Any government employees that observe that Islamic terrorists themselves wrap themselves in the mantle of doctrinal Islam will quickly find themselves without a job. And when members of Congress have confronted senior administration officials as to whether elements of radical Islam have declared war on the U.S., those officials have angrily protested that Congress merely asking such questions puts them in league with al-Qaeda.
Then there’s the constitutional problem. The Establishment Clause of the First Amendment requires the U.S. government to remain agnostic on these sorts of questions. It’s doubtful that Jen Psaki is going to be denouncing respective sides in Northern Ireland as “enemies of Christ,” especially when State can’t bring itself to even admit that attacks on Christians by Islamic groups are religiously motivated.
And of course, this is an administration that calls confessed killing in the name of Allah “workplace violence.”
Who made Jan Psaki an expert on who is and is not an “enemy of Islam”? The first thing I thought when I heard that news this morning is that the ACLU, if they wanted to maintain the slightest level of non-hypocrisy, would be filing a lawsuit. I won’t hold my breath.

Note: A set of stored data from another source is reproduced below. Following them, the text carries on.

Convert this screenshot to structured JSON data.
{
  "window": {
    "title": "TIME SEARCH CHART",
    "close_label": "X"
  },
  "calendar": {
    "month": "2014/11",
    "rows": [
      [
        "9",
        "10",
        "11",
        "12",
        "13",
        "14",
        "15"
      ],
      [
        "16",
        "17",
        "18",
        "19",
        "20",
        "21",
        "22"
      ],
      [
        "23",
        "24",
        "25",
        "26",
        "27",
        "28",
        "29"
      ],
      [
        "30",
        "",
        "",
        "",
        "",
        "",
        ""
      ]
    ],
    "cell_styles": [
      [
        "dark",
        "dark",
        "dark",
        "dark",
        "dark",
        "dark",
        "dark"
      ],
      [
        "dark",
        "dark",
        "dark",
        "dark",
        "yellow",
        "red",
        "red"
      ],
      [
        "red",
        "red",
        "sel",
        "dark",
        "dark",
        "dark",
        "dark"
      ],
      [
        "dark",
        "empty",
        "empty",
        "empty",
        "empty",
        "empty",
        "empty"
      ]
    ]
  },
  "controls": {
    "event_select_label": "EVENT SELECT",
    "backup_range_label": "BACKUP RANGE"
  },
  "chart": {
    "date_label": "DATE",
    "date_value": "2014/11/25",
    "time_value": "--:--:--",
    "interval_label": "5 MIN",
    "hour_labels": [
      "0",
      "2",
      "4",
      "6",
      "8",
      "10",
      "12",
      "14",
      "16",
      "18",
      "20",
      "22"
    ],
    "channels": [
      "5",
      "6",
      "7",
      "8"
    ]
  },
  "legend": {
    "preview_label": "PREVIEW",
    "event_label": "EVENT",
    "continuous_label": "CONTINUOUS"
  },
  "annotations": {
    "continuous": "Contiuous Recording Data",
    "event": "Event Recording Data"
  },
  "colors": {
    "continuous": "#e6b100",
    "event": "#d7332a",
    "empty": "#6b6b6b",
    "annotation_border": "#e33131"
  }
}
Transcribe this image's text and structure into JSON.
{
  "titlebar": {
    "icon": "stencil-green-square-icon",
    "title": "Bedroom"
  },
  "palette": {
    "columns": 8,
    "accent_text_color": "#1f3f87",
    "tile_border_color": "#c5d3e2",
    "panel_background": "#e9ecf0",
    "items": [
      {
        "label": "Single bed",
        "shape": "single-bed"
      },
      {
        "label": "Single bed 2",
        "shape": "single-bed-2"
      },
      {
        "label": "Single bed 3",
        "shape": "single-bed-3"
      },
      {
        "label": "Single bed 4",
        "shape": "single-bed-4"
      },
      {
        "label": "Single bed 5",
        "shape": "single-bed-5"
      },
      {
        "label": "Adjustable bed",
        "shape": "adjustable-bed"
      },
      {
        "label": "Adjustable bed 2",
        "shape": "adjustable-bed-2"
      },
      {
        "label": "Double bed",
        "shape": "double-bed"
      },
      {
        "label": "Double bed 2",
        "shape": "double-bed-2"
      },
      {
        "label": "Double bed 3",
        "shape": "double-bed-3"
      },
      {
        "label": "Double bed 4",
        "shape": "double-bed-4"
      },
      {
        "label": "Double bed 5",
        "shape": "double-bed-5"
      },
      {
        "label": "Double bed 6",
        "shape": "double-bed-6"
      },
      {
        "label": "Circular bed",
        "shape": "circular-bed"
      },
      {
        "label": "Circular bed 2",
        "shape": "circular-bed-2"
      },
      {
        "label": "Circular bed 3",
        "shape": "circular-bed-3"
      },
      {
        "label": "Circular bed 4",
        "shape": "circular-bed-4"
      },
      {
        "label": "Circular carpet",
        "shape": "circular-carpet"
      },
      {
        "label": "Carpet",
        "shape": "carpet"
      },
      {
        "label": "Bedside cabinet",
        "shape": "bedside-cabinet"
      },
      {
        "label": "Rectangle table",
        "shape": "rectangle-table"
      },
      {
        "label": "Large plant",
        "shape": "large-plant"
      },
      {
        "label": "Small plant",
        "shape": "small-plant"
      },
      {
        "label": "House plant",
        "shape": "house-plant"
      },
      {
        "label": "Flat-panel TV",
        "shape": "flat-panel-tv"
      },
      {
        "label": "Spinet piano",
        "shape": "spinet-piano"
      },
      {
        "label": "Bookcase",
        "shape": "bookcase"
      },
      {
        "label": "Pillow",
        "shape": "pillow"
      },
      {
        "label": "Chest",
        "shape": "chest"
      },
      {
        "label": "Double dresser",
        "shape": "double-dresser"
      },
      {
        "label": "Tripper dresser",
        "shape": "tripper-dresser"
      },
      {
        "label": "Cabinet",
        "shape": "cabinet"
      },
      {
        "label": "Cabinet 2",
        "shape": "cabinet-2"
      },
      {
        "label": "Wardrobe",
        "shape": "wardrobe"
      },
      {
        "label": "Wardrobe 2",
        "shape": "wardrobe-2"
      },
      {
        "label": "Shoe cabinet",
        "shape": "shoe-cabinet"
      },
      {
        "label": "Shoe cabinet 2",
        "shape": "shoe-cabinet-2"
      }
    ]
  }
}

Akin to this story and “establishment cause” there is this:
In an agency-wide address to employees Aug. 1, (Interior Secretary Sally) Jewell took the unusual step of suggesting that no one working for her should challenge the idea that human activity is driving recent warming. “I hope there are no climate-change deniers in the Department of Interior,”
Well, so much for the notion of diversity. One does wonder how Jewell plans to implement this policy.